All you need to know about the ‘Godfather’ malware targeting this country’s financial system

• The ‘Godfather’ software makes a duplicate of a banking or cryptocurrency platform login screen in order to steal money.
• The spyware reportedly targeted 400 banking and cryptocurrency apps.

A new financial malware, named “Godfather,” which affects banking and cryptocurrency applications, is spreading quickly in Germany, and financial officials are raising the alarm.

On 9 January, Germany’s Federal Financial Supervisory Authority (BaFin) issued a formal statement alerting customers to the malware that harvests user data from banking and cryptocurrency apps.

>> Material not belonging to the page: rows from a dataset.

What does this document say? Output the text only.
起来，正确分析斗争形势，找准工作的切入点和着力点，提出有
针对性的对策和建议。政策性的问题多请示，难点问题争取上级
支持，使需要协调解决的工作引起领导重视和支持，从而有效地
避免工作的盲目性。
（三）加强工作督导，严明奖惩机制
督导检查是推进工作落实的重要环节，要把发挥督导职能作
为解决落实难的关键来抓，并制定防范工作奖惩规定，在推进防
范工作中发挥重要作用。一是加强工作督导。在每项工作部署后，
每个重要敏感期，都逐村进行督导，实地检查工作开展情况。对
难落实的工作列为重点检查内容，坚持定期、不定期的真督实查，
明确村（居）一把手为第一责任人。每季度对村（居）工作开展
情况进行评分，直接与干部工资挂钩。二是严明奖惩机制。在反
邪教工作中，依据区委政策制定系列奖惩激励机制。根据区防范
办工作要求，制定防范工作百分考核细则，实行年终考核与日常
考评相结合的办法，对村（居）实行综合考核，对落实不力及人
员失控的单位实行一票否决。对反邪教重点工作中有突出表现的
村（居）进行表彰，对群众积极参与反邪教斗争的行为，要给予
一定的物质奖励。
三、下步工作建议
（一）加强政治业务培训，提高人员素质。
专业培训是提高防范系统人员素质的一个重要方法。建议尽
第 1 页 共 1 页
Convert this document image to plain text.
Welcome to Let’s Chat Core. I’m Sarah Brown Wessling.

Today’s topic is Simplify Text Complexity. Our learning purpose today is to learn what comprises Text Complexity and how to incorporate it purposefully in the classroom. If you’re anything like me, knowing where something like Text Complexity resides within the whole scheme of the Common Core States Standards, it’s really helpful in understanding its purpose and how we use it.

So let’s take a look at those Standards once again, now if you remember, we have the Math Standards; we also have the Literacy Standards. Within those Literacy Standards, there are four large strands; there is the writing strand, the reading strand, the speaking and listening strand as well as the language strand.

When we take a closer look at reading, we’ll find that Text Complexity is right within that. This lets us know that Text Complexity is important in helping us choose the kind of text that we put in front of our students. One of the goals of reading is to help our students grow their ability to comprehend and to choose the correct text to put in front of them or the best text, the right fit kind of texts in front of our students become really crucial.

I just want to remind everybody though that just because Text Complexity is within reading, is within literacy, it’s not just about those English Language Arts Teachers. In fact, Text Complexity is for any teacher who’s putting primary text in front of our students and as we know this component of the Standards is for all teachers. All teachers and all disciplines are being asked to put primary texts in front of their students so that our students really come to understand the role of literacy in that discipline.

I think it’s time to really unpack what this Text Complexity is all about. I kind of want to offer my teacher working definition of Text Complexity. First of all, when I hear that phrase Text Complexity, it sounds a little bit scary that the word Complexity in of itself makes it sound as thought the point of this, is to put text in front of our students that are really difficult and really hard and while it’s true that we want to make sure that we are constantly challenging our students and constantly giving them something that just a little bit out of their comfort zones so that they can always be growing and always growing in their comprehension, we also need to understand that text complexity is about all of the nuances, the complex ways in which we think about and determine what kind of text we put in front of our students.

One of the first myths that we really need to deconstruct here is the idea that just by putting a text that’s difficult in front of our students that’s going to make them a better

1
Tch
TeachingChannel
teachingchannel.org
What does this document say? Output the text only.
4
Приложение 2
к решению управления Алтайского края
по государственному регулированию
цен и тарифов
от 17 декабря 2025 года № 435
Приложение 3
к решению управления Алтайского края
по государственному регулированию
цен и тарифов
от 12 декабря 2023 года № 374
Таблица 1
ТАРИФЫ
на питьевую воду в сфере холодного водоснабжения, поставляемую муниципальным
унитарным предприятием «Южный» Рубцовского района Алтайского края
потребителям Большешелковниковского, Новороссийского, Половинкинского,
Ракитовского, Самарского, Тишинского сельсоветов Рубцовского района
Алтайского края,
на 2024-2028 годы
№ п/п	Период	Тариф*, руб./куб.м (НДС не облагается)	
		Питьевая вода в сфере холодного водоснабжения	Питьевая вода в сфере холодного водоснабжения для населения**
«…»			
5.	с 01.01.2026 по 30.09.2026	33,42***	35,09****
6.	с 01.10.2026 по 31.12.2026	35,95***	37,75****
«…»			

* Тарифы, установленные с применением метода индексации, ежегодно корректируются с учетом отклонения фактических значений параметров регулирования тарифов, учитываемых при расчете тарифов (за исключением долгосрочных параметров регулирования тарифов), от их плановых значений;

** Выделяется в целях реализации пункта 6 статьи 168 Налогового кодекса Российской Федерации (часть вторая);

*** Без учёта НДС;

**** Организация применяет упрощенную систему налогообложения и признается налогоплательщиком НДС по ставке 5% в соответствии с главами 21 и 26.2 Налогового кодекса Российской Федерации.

BaFin stressed that until press time, the virus had targeted roughly 400 banking and cryptocurrency apps. By showing bogus websites for common banking and cryptocurrency apps, the Godfather malware targets victims and steals their login information.

The agency claimed that the malware’s attack vector has not yet been identified. Push notifications are a known method used by malware to obtain two-factor authentication codes. According to BaFin:

“Cybercriminals may be able to access consumers’ accounts and wallets with this data.”

What is Godfather malware?

The initial reports about Godfather appeared in December. Allegedly, the malware was affecting Android smartphones and aiming its attacks on people in 16 different nations. Group-IB cybersecurity researchers first reported on its existence in 2021, but over the last few months, activity growth and code changes modified the virus.

The Godfather targeted nearly 50% of all. Most of the compromised devices were from the United States, said the Group-IB cybersecurity experts.

Group-IB’s #ThreatIntelligence detected more than 400 international financial companies targeted by the #Godfather #Android banking #Trojan between June 2021 and October 2022. Godfather’s predecessor is another #banking Trojan named #Anubis:https://t.co/Kf2IGvrLnk pic.twitter.com/JERnAuNfAC

— Group-IB Global (@GroupIB_GIB) December 21, 2022

Germany, along with Turkey, Spain, and Canada, was the most impacted after the U.S. Additionally, 94 cryptocurrency wallet apps and 110 cryptocurrency trading platforms were the known targets of ransomware.

According to Chainalysis, a blockchain analysis company with headquarters in the United States, cryptocurrency theft increased by 516% from 2020 to $3.2 billion in 2021. It is unknown how the malware infects online devices, but once it does, it shows bogus websites for well-known banking and cryptocurrency programs, according to BaFin.

Cryptojacking on the rise

One of the most common attacks on crypto applications in recent years has been cryptojacking. Cybersecurity research firm Kaspersky predicted that malware attacks will increase in 2023, with the year likely to become synonymous with “cyber epidemics with the most impact.”

The research titled “2022 SonicWall Cyber Threat Report” from cybersecurity company SonicWall claims that cryptojacking attacks have increased in the banking sector by 269% year-to-date. This figure is nearly five times higher than cyberattacks directed at the retail sector.

According to the study from SonicWall, the total number of crypto-jacking incidents increased by 30% to 66.7 million in the first half of 2022.